The head of state spoke in detail about Sarmat and Burevestnik in March 2018 during his Address to the Federal Assembly.
Russia has created a small-sized, ultra-powerful nuclear power plant that can be installed in the body of a cruise missile and thus ensures nearly unlimited range for the vehicle. In addition, the missile becomes practically invulnerable to all air defences, the Russian president said.
"A low-flying stealth cruise missile with a nuclear warhead, with a virtually unlimited range, unpredictable flight path and the ability to bypass interception lines, is invulnerable to all existing and future missile and air defence systems," President Putin said.
According to foreign media outlets, the tests of the Burevestnik missile were mostly carried out at training grounds of the Russian Defence Ministry on the Novaya Zemlya archipelago, as well as near the village of Nenoksa in the Arkhangelsk region.
On October, The New York Times wrote that Russia was getting ready for Burevestnik missile tests. NYT journalists came to this conclusion having analysed satellite images depicting the movement of aircraft and vehicles in the area of the Pankovo training ground on the Novaya Zemlya archipelago.
Kremlin spokesman Dmitry Peskov then advised NYT journalists to study satellite images in more detail.

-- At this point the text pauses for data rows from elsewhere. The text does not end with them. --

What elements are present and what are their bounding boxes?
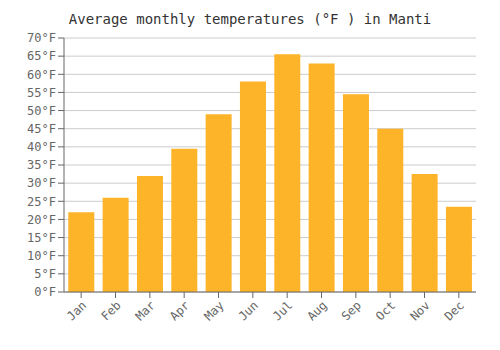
svg-text:Jun: Jun bbox=[236, 298, 261, 323]
svg-text:55°F: 55°F bbox=[27, 86, 56, 100]
svg-text:Jan: Jan bbox=[64, 298, 89, 323]
svg-text:45°F: 45°F bbox=[27, 122, 56, 136]
svg-text:Feb: Feb bbox=[98, 298, 123, 323]
svg-text:Mar: Mar bbox=[133, 298, 158, 323]
svg-text:Jul: Jul bbox=[270, 298, 295, 323]
svg-text:Apr: Apr bbox=[167, 298, 192, 323]
svg-text:Nov: Nov bbox=[407, 298, 432, 323]
svg-text:30°F: 30°F bbox=[27, 176, 56, 190]
svg-text:25°F: 25°F bbox=[27, 195, 56, 209]
svg-text:Oct: Oct bbox=[373, 298, 398, 323]
svg-text:20°F: 20°F bbox=[27, 213, 56, 227]
svg-text:15°F: 15°F bbox=[27, 231, 56, 245]
svg-text:40°F: 40°F bbox=[27, 140, 56, 154]
html-text:Average monthly temperatures (: Average monthly temperatures (°F ) in Ma… bbox=[68, 11, 432, 27]
svg-text:0°F: 0°F bbox=[34, 285, 56, 299]
svg-text:May: May bbox=[201, 298, 226, 323]
svg-text:Sep: Sep bbox=[339, 298, 364, 323]
svg-text:Dec: Dec bbox=[442, 298, 467, 323]
svg-text:5°F: 5°F bbox=[34, 267, 56, 281]
svg-text:Aug: Aug bbox=[304, 298, 329, 323]
svg-text:50°F: 50°F bbox=[27, 104, 56, 118]
svg-text:60°F: 60°F bbox=[27, 68, 56, 82]
svg-text:35°F: 35°F bbox=[27, 158, 56, 172]
svg-text:70°F: 70°F bbox=[27, 31, 56, 45]
svg-text:65°F: 65°F bbox=[27, 49, 56, 63]
svg-text:10°F: 10°F bbox=[27, 249, 56, 263]
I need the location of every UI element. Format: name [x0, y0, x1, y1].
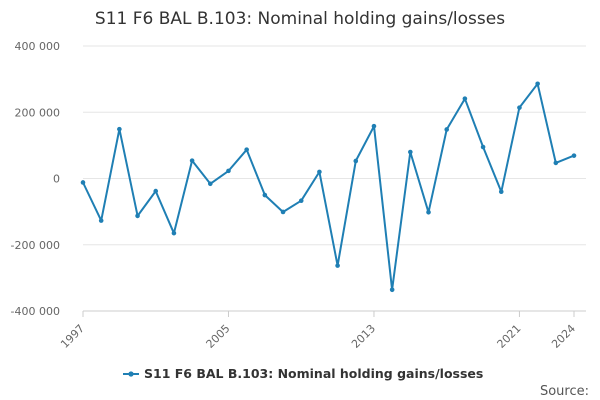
- data-point-2023: [553, 160, 559, 166]
- series-line-0: [82, 82, 575, 291]
- series-layer: [80, 81, 577, 293]
- x-tick-label-1: 2005: [204, 322, 233, 351]
- chart-title: S11 F6 BAL B.103: Nominal holding gains/…: [95, 9, 505, 29]
- data-point-2018: [462, 96, 468, 101]
- legend-label: S11 F6 BAL B.103: Nominal holding gains/…: [144, 366, 483, 381]
- x-axis: 1997 2005 2013 2021 2024: [58, 310, 586, 351]
- y-axis: 400 000 200 000 0 -200 000 -400 000: [11, 40, 60, 318]
- data-point-2011: [335, 263, 340, 268]
- data-point-2009: [298, 198, 304, 203]
- x-tick-label-3: 2021: [495, 322, 524, 351]
- data-point-2015: [408, 149, 413, 155]
- data-point-2019: [480, 144, 486, 150]
- y-tick-label-4: -400 000: [11, 305, 60, 318]
- x-tick-label-4: 2024: [549, 322, 578, 351]
- data-point-2007: [262, 192, 268, 198]
- data-point-2024: [571, 153, 577, 158]
- gridlines: [83, 45, 586, 312]
- data-point-2014: [389, 287, 395, 293]
- data-point-2012: [353, 158, 359, 164]
- data-point-2008: [280, 209, 286, 215]
- data-point-2013: [371, 123, 377, 129]
- data-point-2001: [153, 188, 159, 194]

There is practically no official information about design peculiarities of the new cruise missile. The Russian Defence Ministry has never provided any detail about the missile.
However, retired colonel Andrei Koshkin, a senior officer at the Russian Economic University named after Plekhanov, said that the Burevestnik missile had an infinite flight range and could overcome any obstacles.
"It is about 12 meters long and one meter wide. Its fin assembly is pretty large. It will carry a megaton to be a strategic nuclear weapon," Andrei Koshkin said.
NATO designated Burevestnik as SSC-X-9 Skyfall.